Wednesday, February 02, 2011

Running A Demo

I've had some editing dumped on me, so this week's post is a bit short.

A few weeks ago, I was teaching Dungeon Twister at SCARAB when Geoff paused by the table. He saw a move that was clearly better than the one I had chosen to take, and ask why I hadn't done it.

"First of all," I said, "I'm three actions away from winning the game - if I want to. But I don't want to, because then this gentleman" - and here I gestured to my opponent - "won't get the full experience of the game."

I've spoken before about teaching people to play games. As I've said: I don't necessarily believe in the "Let The Wookiee Win" philosophy of teaching. At the same time, you need to make sure that your opponent plays a full game so they can get the full feel of it.

Dungeon Twister is an excellent example of this - a good learning game will include all four of the basic character actions (revealing, moving, rotating, and combat), and ideally will show off a few of the more advanced bits (group combat, for example).  If I beat you five minutes in, you won't get an idea of how the game feels in play, and you won't be able to make an educated decision about the game.

It's okay if the game teacher wins.

Roleplaying games, however, are different. Most roleplaying games don't have a single winner. There are a few exceptions, but not many.  RPG demos are also structured differently - when I'm running a board game demo, I'll try to get two (or more) players to face one another. For an RPG demo, you need a gamemaster who is familiar with the game (and who has a scenario available for play).

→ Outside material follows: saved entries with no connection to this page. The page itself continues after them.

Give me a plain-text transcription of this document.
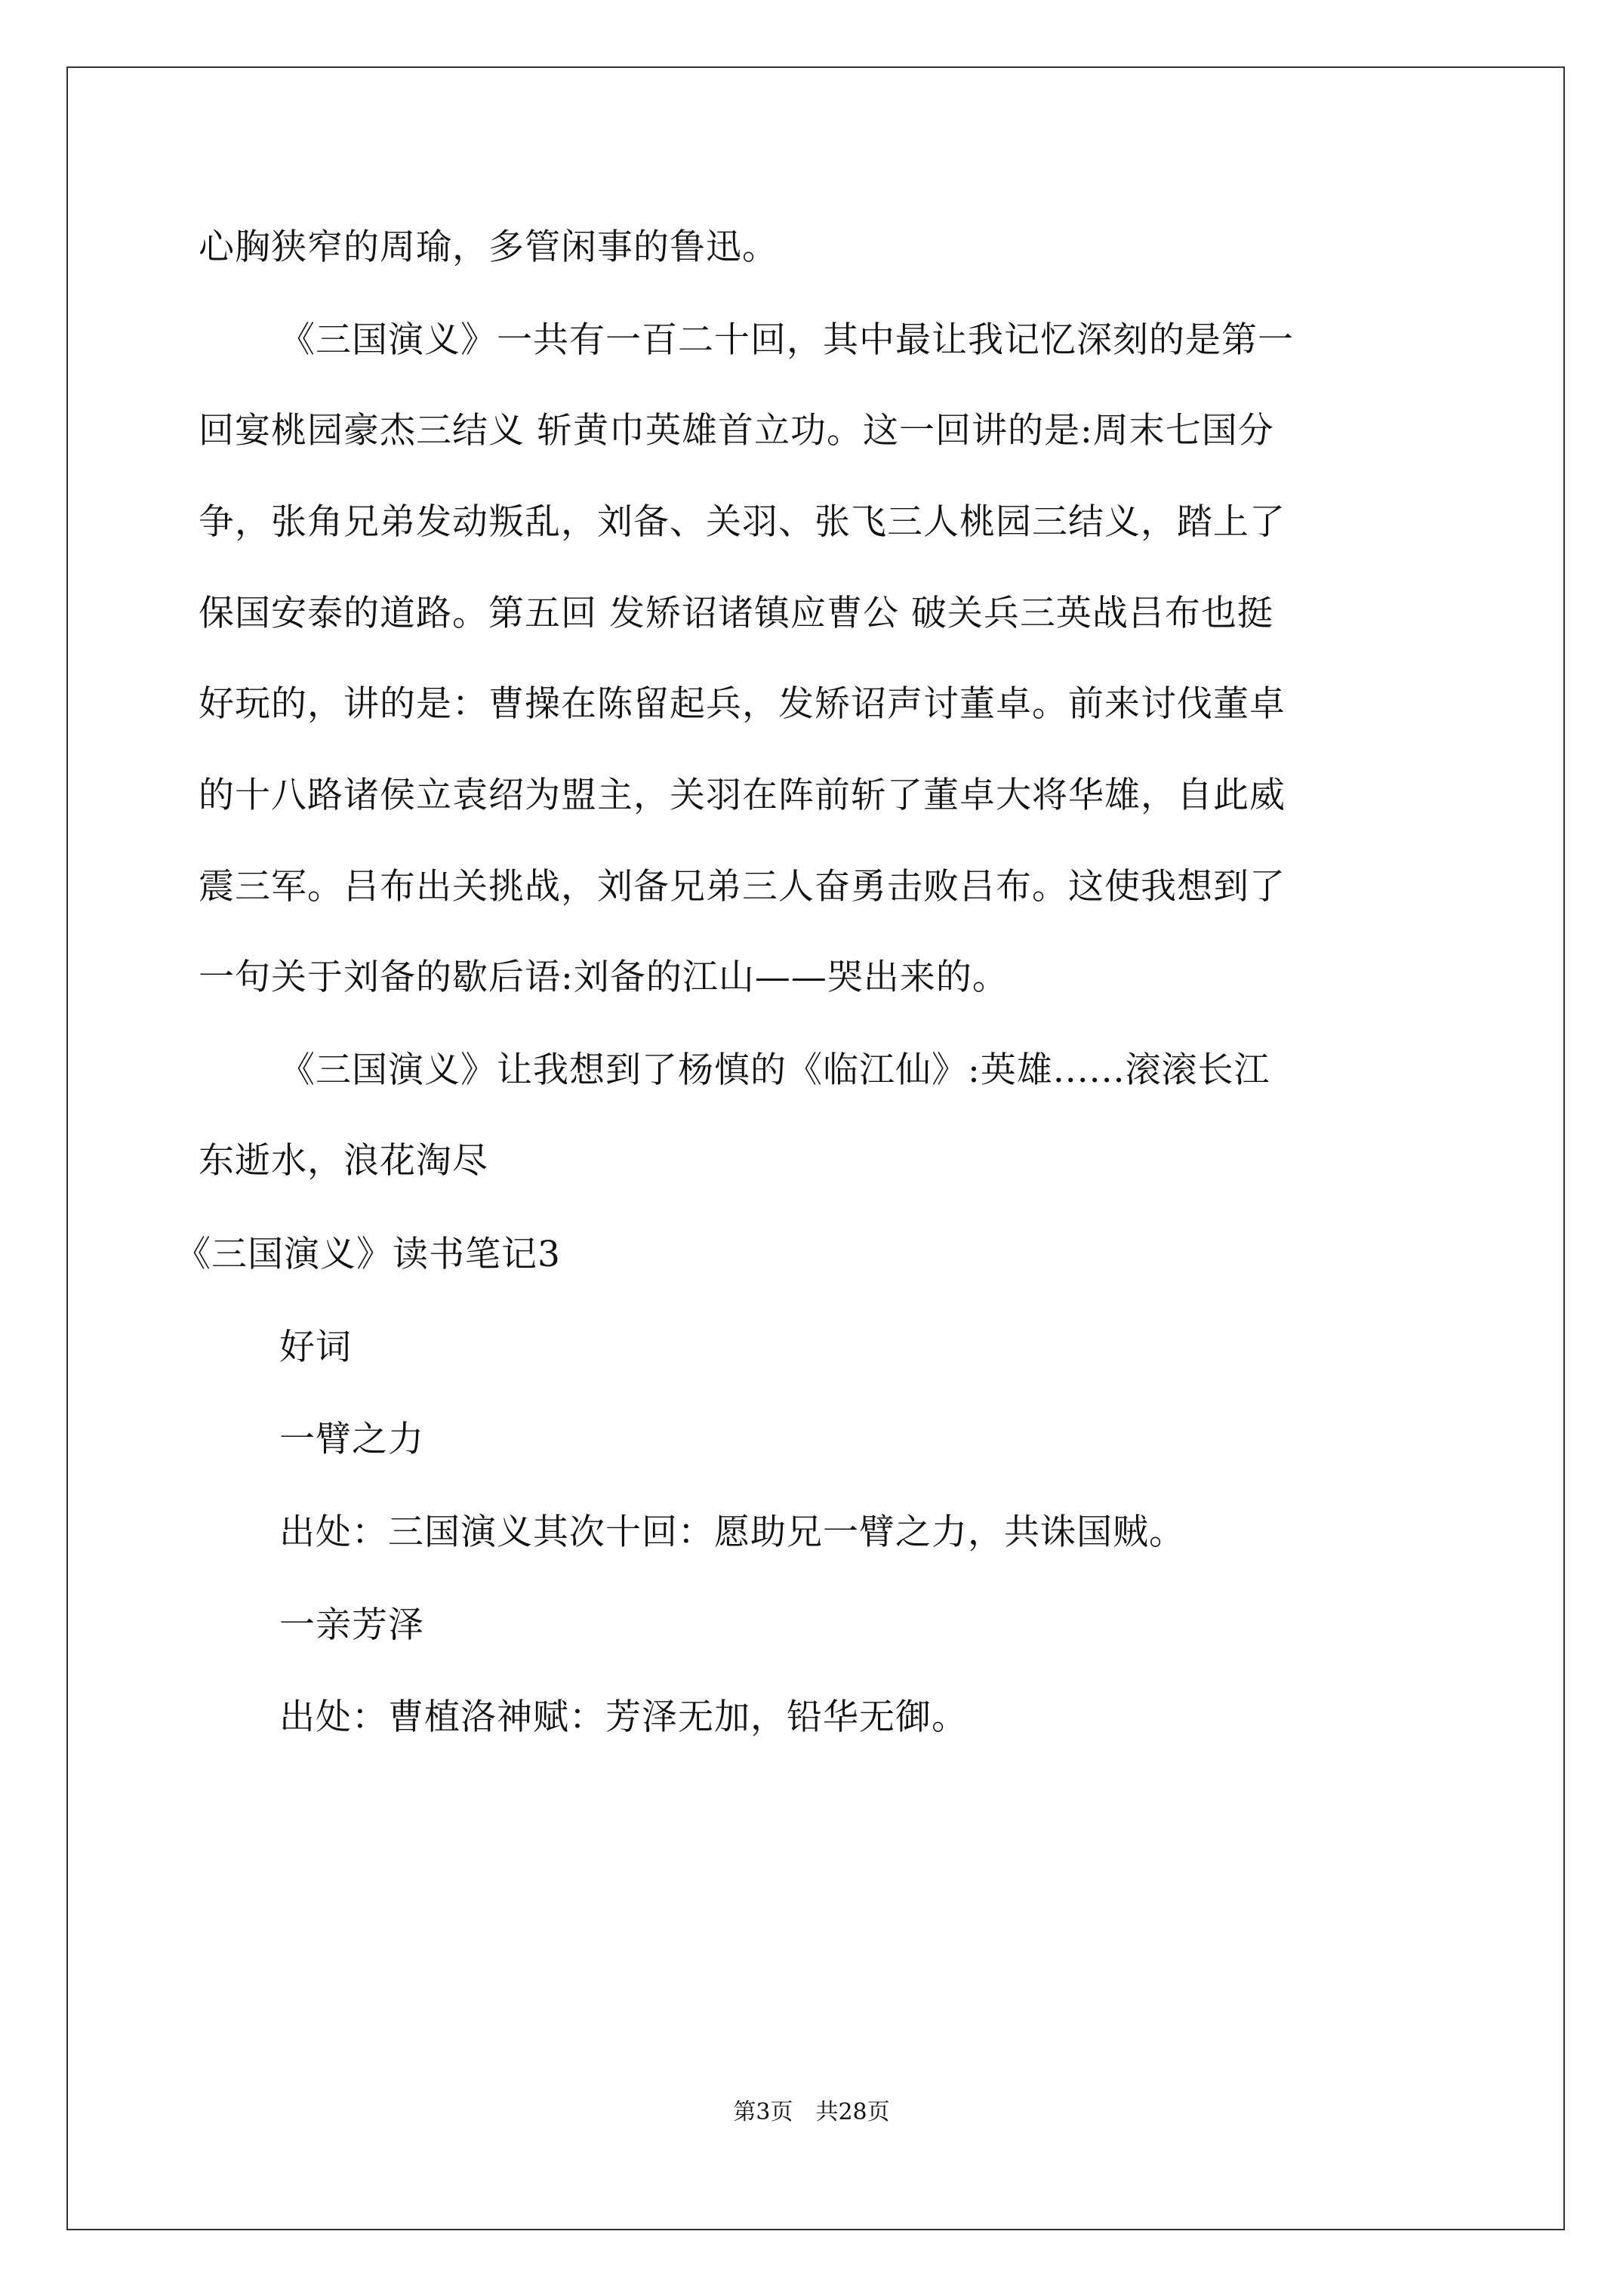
心胸狭窄的周瑜，多管闲事的鲁迅。
《三国演义》一共有一百二十回，其中最让我记忆深刻的是第一
回宴桃园豪杰三结义 斩黄巾英雄首立功。这一回讲的是:周末七国分
争，张角兄弟发动叛乱，刘备、关羽、张飞三人桃园三结义，踏上了
保国安泰的道路。第五回 发矫诏诸镇应曹公 破关兵三英战吕布也挺
好玩的，讲的是：曹操在陈留起兵，发矫诏声讨董卓。前来讨伐董卓
的十八路诸侯立袁绍为盟主，关羽在阵前斩了董卓大将华雄，自此威
震三军。吕布出关挑战，刘备兄弟三人奋勇击败吕布。这使我想到了
一句关于刘备的歇后语:刘备的江山——哭出来的。
《三国演义》让我想到了杨慎的《临江仙》:英雄......滚滚长江
东逝水，浪花淘尽
《三国演义》读书笔记3
好词
一臂之力
出处：三国演义其次十回：愿助兄一臂之力，共诛国贼。
一亲芳泽
出处：曹植洛神赋：芳泽无加，铅华无御。
第3页　共28页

A good demo scenario for an RPG covers the key parts of the system in play.  It'll show off the skill system and the part of the system used for combat and damage. The (pre-generated) characters should show off the types of characters available - they should also have the skills necessary to complete the adventure provided.

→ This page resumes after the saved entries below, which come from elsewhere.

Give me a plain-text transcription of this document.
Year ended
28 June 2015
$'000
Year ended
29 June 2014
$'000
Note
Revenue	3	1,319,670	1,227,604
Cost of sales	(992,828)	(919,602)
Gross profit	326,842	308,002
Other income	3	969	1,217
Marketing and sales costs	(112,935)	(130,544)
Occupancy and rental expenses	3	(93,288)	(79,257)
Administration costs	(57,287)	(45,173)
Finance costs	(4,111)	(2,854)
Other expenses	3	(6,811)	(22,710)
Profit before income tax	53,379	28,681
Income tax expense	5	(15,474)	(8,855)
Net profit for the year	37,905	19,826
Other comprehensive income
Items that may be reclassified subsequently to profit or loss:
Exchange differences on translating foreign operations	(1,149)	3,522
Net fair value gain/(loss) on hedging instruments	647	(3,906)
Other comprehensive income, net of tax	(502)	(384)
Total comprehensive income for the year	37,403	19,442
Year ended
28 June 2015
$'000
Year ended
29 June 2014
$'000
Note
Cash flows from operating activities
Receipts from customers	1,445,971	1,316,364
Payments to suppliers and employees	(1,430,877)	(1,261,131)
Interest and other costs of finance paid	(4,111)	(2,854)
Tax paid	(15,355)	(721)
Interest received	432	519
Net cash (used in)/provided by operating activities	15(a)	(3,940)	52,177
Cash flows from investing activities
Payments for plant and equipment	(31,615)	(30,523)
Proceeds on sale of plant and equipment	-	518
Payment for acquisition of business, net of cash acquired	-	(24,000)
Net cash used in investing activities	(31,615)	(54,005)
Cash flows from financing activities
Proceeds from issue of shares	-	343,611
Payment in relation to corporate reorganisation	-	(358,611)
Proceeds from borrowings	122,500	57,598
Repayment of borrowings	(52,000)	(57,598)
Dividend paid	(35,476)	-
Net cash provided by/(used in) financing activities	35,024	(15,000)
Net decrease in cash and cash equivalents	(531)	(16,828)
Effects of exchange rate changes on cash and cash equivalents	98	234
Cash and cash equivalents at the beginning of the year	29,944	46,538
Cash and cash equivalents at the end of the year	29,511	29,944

A small handout with a summary of mechanical options (in addition to the character sheet) would not be a bad idea, but it should be AT THE MOST half a page.  If you can fit it onto a 3x5 card, so much the better.

The adventure itself should be pretty straightforward.  Item retrieval is among the best choices.  There's a good reason early RPG design was filled with dungeon crawls. Deep games of political intrigue will not often work well in a demo environment.

You also need to learn to read your players quickly and be able to improvise on the fly. Even though players at a convention will be less likely to wander off in totally random directions, they will still pursue false leads and miss critical clues. Just like your group back home.